Secondhand smoke was established as a cause of lung disease in nonsmokers in 1986 (1). Subsequently, other diseases and adverse effects of secondhand smoke were established, including increased risk for coronary heart disease (CHD) (2). Specifically, secondhand smoke exposure increases CHD risk by 25% to 30% (3). These risks are attributed to various mechanisms including but not limited to endothelial dysfunction and arterial stiffness, increased oxidative stress, reduced heart rate variability, and increased insulin resistance (4).

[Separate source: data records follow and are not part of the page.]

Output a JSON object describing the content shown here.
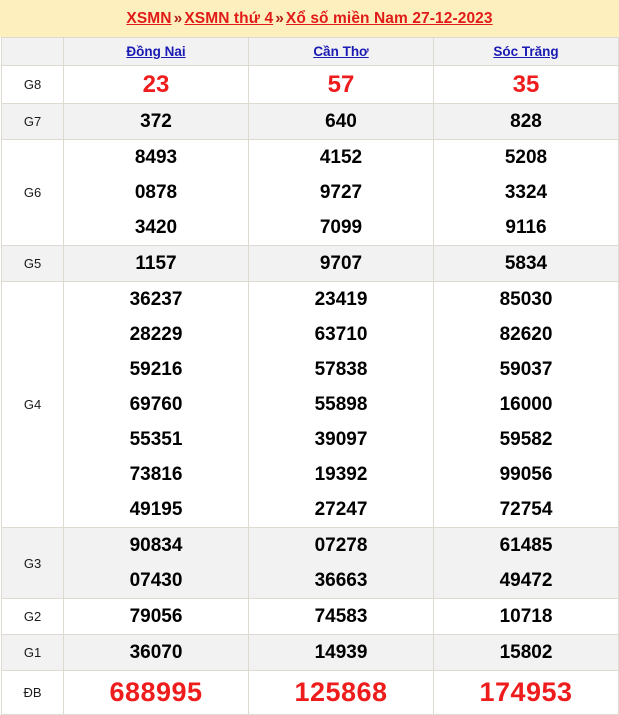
{
  "header": {
    "crumb_1": "XSMN",
    "sep_1": "»",
    "crumb_2": "XSMN thứ 4",
    "sep_2": "»",
    "crumb_3": "Xổ số miền Nam 27-12-2023",
    "background_color": "#fdf0be",
    "link_color": "#e01b18"
  },
  "table": {
    "label_header": "",
    "provinces": [
      "Đồng Nai",
      "Cần Thơ",
      "Sóc Trăng"
    ],
    "province_link_color": "#1a1ab4",
    "highlight_color": "#ee1c1c",
    "rows": [
      {
        "prize": "G8",
        "values": [
          [
            "23"
          ],
          [
            "57"
          ],
          [
            "35"
          ]
        ]
      },
      {
        "prize": "G7",
        "values": [
          [
            "372"
          ],
          [
            "640"
          ],
          [
            "828"
          ]
        ]
      },
      {
        "prize": "G6",
        "values": [
          [
            "8493",
            "0878",
            "3420"
          ],
          [
            "4152",
            "9727",
            "7099"
          ],
          [
            "5208",
            "3324",
            "9116"
          ]
        ]
      },
      {
        "prize": "G5",
        "values": [
          [
            "1157"
          ],
          [
            "9707"
          ],
          [
            "5834"
          ]
        ]
      },
      {
        "prize": "G4",
        "values": [
          [
            "36237",
            "28229",
            "59216",
            "69760",
            "55351",
            "73816",
            "49195"
          ],
          [
            "23419",
            "63710",
            "57838",
            "55898",
            "39097",
            "19392",
            "27247"
          ],
          [
            "85030",
            "82620",
            "59037",
            "16000",
            "59582",
            "99056",
            "72754"
          ]
        ]
      },
      {
        "prize": "G3",
        "values": [
          [
            "90834",
            "07430"
          ],
          [
            "07278",
            "36663"
          ],
          [
            "61485",
            "49472"
          ]
        ]
      },
      {
        "prize": "G2",
        "values": [
          [
            "79056"
          ],
          [
            "74583"
          ],
          [
            "10718"
          ]
        ]
      },
      {
        "prize": "G1",
        "values": [
          [
            "36070"
          ],
          [
            "14939"
          ],
          [
            "15802"
          ]
        ]
      },
      {
        "prize": "ĐB",
        "values": [
          [
            "688995"
          ],
          [
            "125868"
          ],
          [
            "174953"
          ]
        ]
      }
    ]
  }
}
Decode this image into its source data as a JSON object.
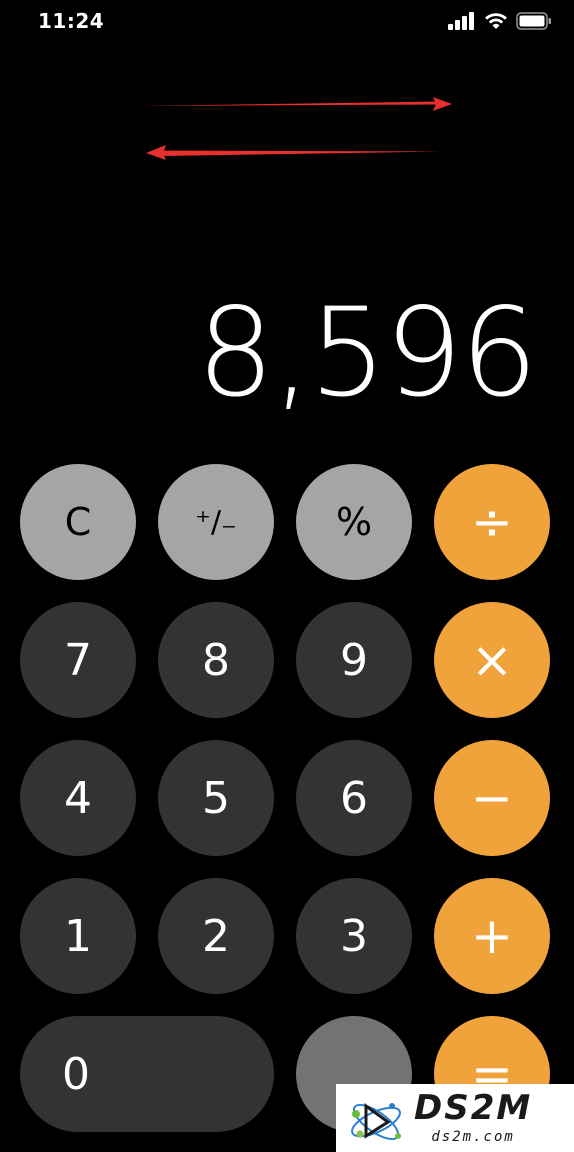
{
  "status_bar": {
    "time": "11:24"
  },
  "display": {
    "value": "8,596"
  },
  "buttons": {
    "clear": "C",
    "sign": "⁺∕₋",
    "percent": "%",
    "divide": "÷",
    "multiply": "×",
    "subtract": "−",
    "add": "+",
    "equals": "=",
    "seven": "7",
    "eight": "8",
    "nine": "9",
    "four": "4",
    "five": "5",
    "six": "6",
    "one": "1",
    "two": "2",
    "three": "3",
    "zero": "0"
  },
  "annotation": {
    "arrow_color": "#e8302e",
    "arrows": [
      "arrow-right",
      "arrow-left"
    ]
  },
  "watermark": {
    "brand": "DS2M",
    "url": "ds2m.com"
  },
  "colors": {
    "operator": "#f1a33b",
    "function": "#a5a5a5",
    "number": "#333333",
    "background": "#000000"
  }
}
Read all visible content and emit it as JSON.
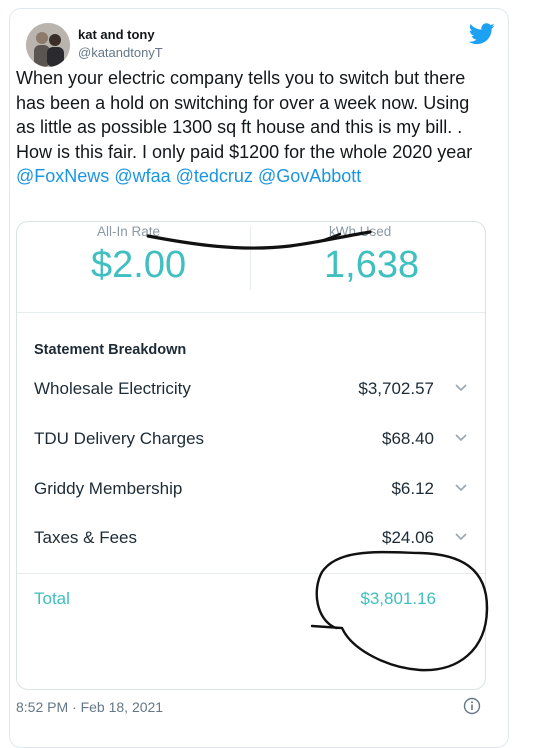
{
  "author": {
    "name": "kat and tony",
    "handle": "@katandtonyT"
  },
  "tweet": {
    "text": "When your electric company tells you to switch but there has been a hold on switching for over  a week now. Using as little as possible 1300 sq ft house and this is my bill. . How is this fair. I only paid $1200 for the whole 2020 year ",
    "mentions": [
      "@FoxNews",
      "@wfaa",
      "@tedcruz",
      "@GovAbbott"
    ]
  },
  "bill": {
    "rate_label": "All-In Rate",
    "rate_value": "$2.00",
    "kwh_label": "kWh Used",
    "kwh_value": "1,638",
    "section_title": "Statement Breakdown",
    "items": [
      {
        "label": "Wholesale Electricity",
        "amount": "$3,702.57"
      },
      {
        "label": "TDU Delivery Charges",
        "amount": "$68.40"
      },
      {
        "label": "Griddy Membership",
        "amount": "$6.12"
      },
      {
        "label": "Taxes & Fees",
        "amount": "$24.06"
      }
    ],
    "total_label": "Total",
    "total_amount": "$3,801.16"
  },
  "meta": {
    "timestamp": "8:52 PM · Feb 18, 2021"
  },
  "colors": {
    "accent": "#3fbfbf",
    "link": "#1b95e0",
    "twitter_blue": "#1da1f2"
  }
}
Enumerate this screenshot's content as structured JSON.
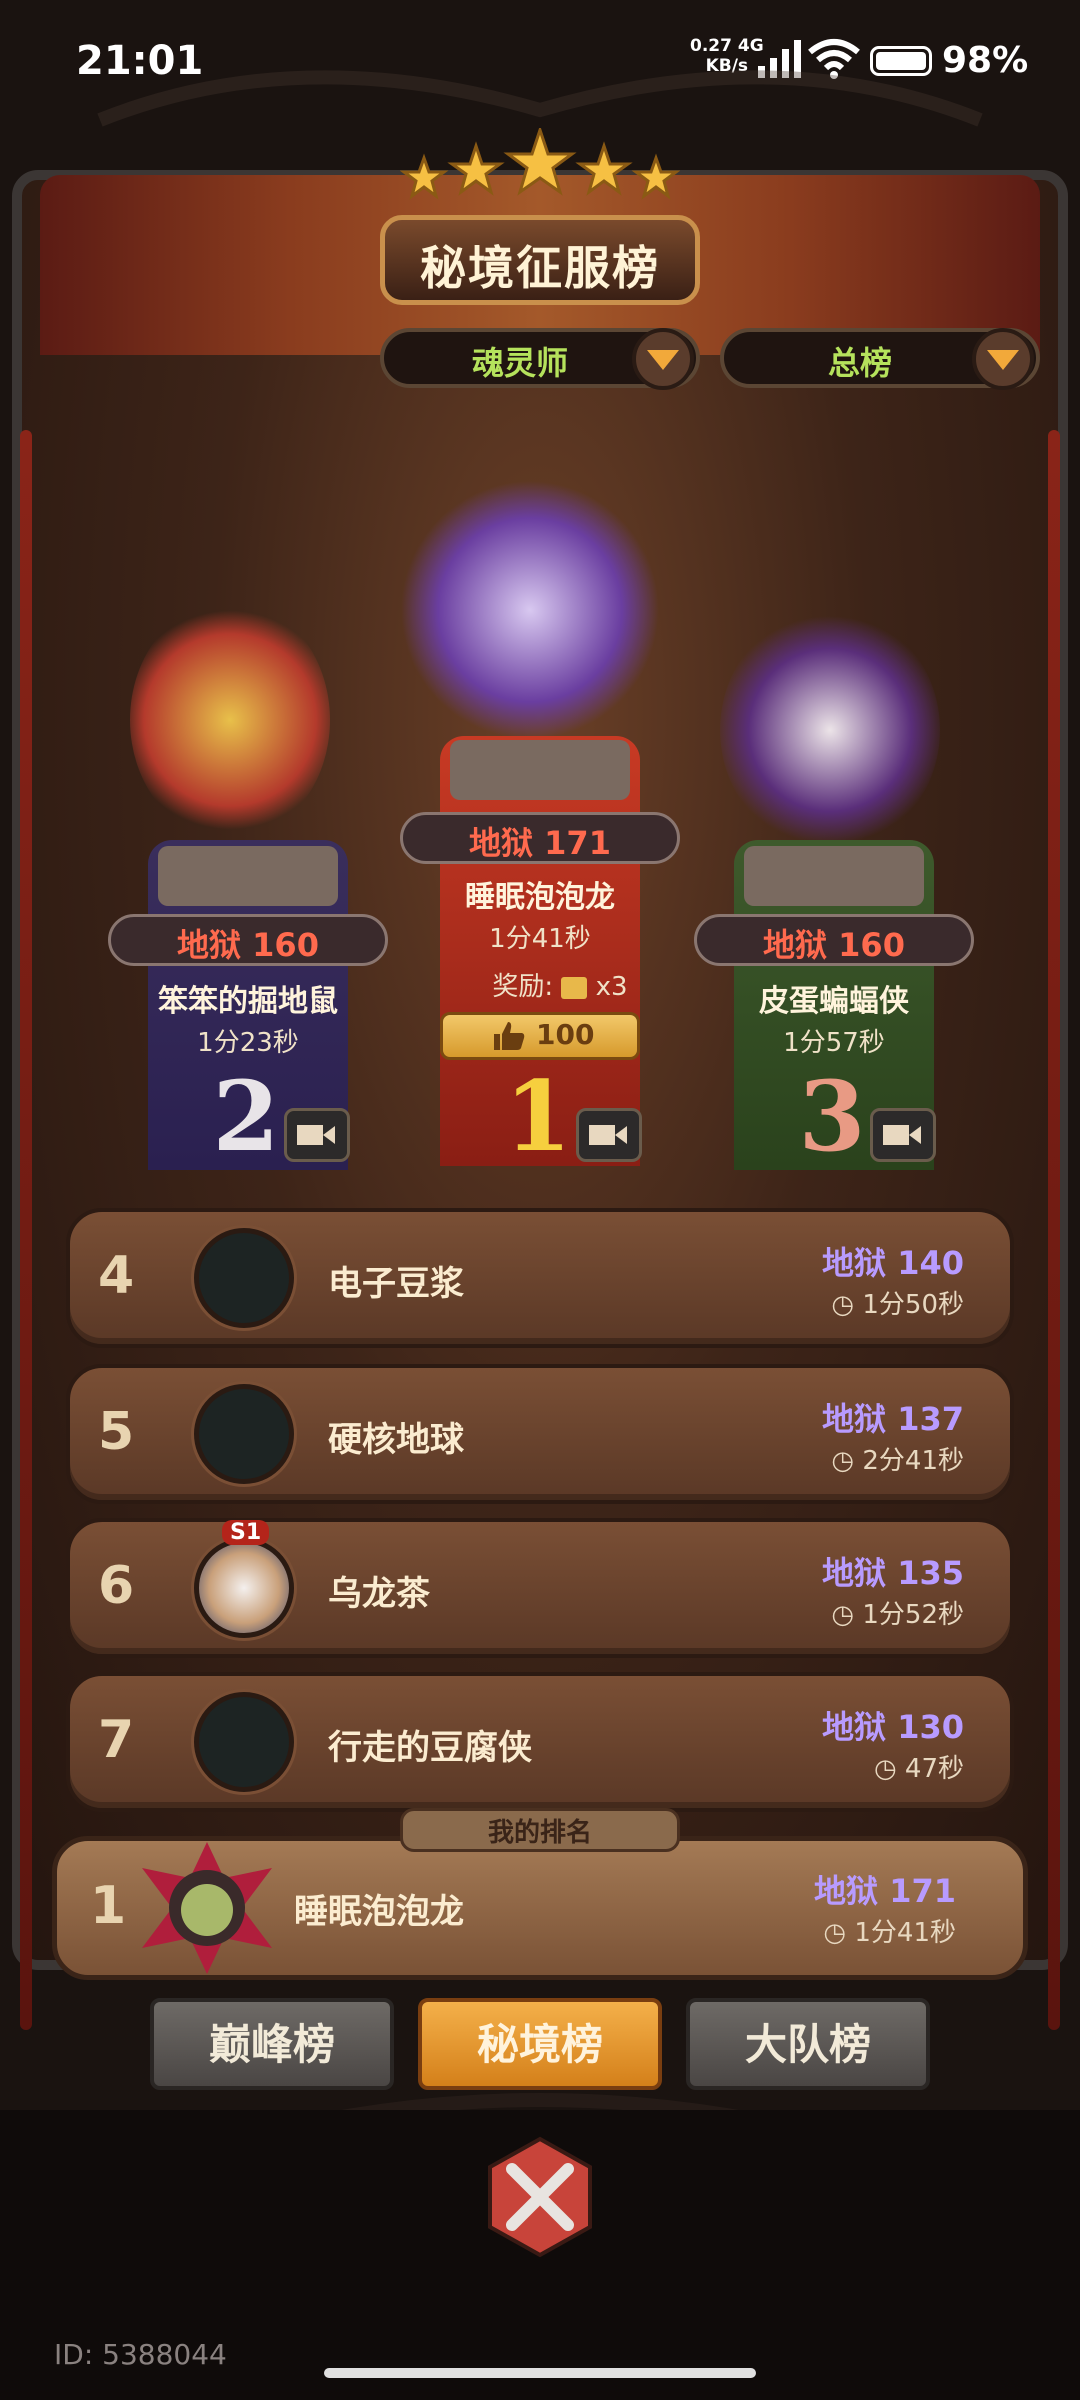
{
  "status_bar": {
    "time": "21:01",
    "net_speed": "0.27",
    "net_unit": "KB/s",
    "net_type": "4G",
    "battery": "98%"
  },
  "header": {
    "title": "秘境征服榜",
    "stars": 5,
    "class_filter": "魂灵师",
    "board_filter": "总榜"
  },
  "podium": [
    {
      "rank": "2",
      "level": "地狱 160",
      "name": "笨笨的掘地鼠",
      "time": "1分23秒"
    },
    {
      "rank": "1",
      "level": "地狱 171",
      "name": "睡眠泡泡龙",
      "time": "1分41秒",
      "reward_label": "奖励:",
      "reward_count": "x3",
      "likes": "100"
    },
    {
      "rank": "3",
      "level": "地狱 160",
      "name": "皮蛋蝙蝠侠",
      "time": "1分57秒"
    }
  ],
  "rankings": [
    {
      "rank": "4",
      "name": "电子豆浆",
      "score": "地狱 140",
      "time": "1分50秒"
    },
    {
      "rank": "5",
      "name": "硬核地球",
      "score": "地狱 137",
      "time": "2分41秒"
    },
    {
      "rank": "6",
      "name": "乌龙茶",
      "score": "地狱 135",
      "time": "1分52秒",
      "badge": "S1"
    },
    {
      "rank": "7",
      "name": "行走的豆腐侠",
      "score": "地狱 130",
      "time": "47秒"
    }
  ],
  "my_rank": {
    "label": "我的排名",
    "rank": "1",
    "name": "睡眠泡泡龙",
    "score": "地狱 171",
    "time": "1分41秒"
  },
  "tabs": [
    {
      "label": "巅峰榜",
      "active": false
    },
    {
      "label": "秘境榜",
      "active": true
    },
    {
      "label": "大队榜",
      "active": false
    }
  ],
  "footer": {
    "id_text": "ID: 5388044"
  },
  "colors": {
    "accent": "#f2a93a",
    "score": "#b89bff",
    "hell": "#ff6a4e",
    "filter": "#b5e25c"
  }
}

All levels of US government have been slow to provide the public with comprehensive clean indoor air policies (5). The greatest obstacle to making fundamental societal changes is not funding but the lack of political will (6). In 2009, West Virginia (along with Kentucky) had the highest rate of adult smokers in the nation, 26% (7). However, because of the autonomous nature of local boards of health in West Virginia, only 18 of its 55 counties currently have comprehensive indoor air regulations. The failure to provide this protection places people at risk.

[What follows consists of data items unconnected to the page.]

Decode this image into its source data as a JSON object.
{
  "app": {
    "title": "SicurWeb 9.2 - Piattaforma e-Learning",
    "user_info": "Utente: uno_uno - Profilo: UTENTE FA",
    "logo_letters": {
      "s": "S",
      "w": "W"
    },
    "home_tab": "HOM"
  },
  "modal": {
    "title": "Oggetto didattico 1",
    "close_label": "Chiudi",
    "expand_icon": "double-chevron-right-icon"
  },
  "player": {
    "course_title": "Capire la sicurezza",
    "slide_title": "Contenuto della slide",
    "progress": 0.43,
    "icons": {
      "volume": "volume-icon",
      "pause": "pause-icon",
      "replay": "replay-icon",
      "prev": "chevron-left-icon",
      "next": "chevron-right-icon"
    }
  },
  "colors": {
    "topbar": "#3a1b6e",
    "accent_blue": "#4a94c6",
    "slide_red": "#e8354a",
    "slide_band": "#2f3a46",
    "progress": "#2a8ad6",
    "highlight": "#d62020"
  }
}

In the first published study of the effect of a smoking ban on heart disease rates, following legislation in Helena, Montana, that required smoke-free workplaces and public places, a significant drop in acute myocardial infarction (AMI) was observed; this reduction ended after 6 months when the ban was repealed (8). Similarly, AMI reductions were found when smoking prohibitions were implemented in 4 other US jurisdictions (9-12) and in Canada (13), Italy (14-16), and Scotland (17). A meta-analysis of 11 reports from 10 study locations demonstrated a mean AMI decrease of 14% after smoking bans were implemented. The effect was most pronounced for younger adults (18). Researchers projected that 156,400 AMIs would be prevented each year if comprehensive smoking regulations were launched in the United States.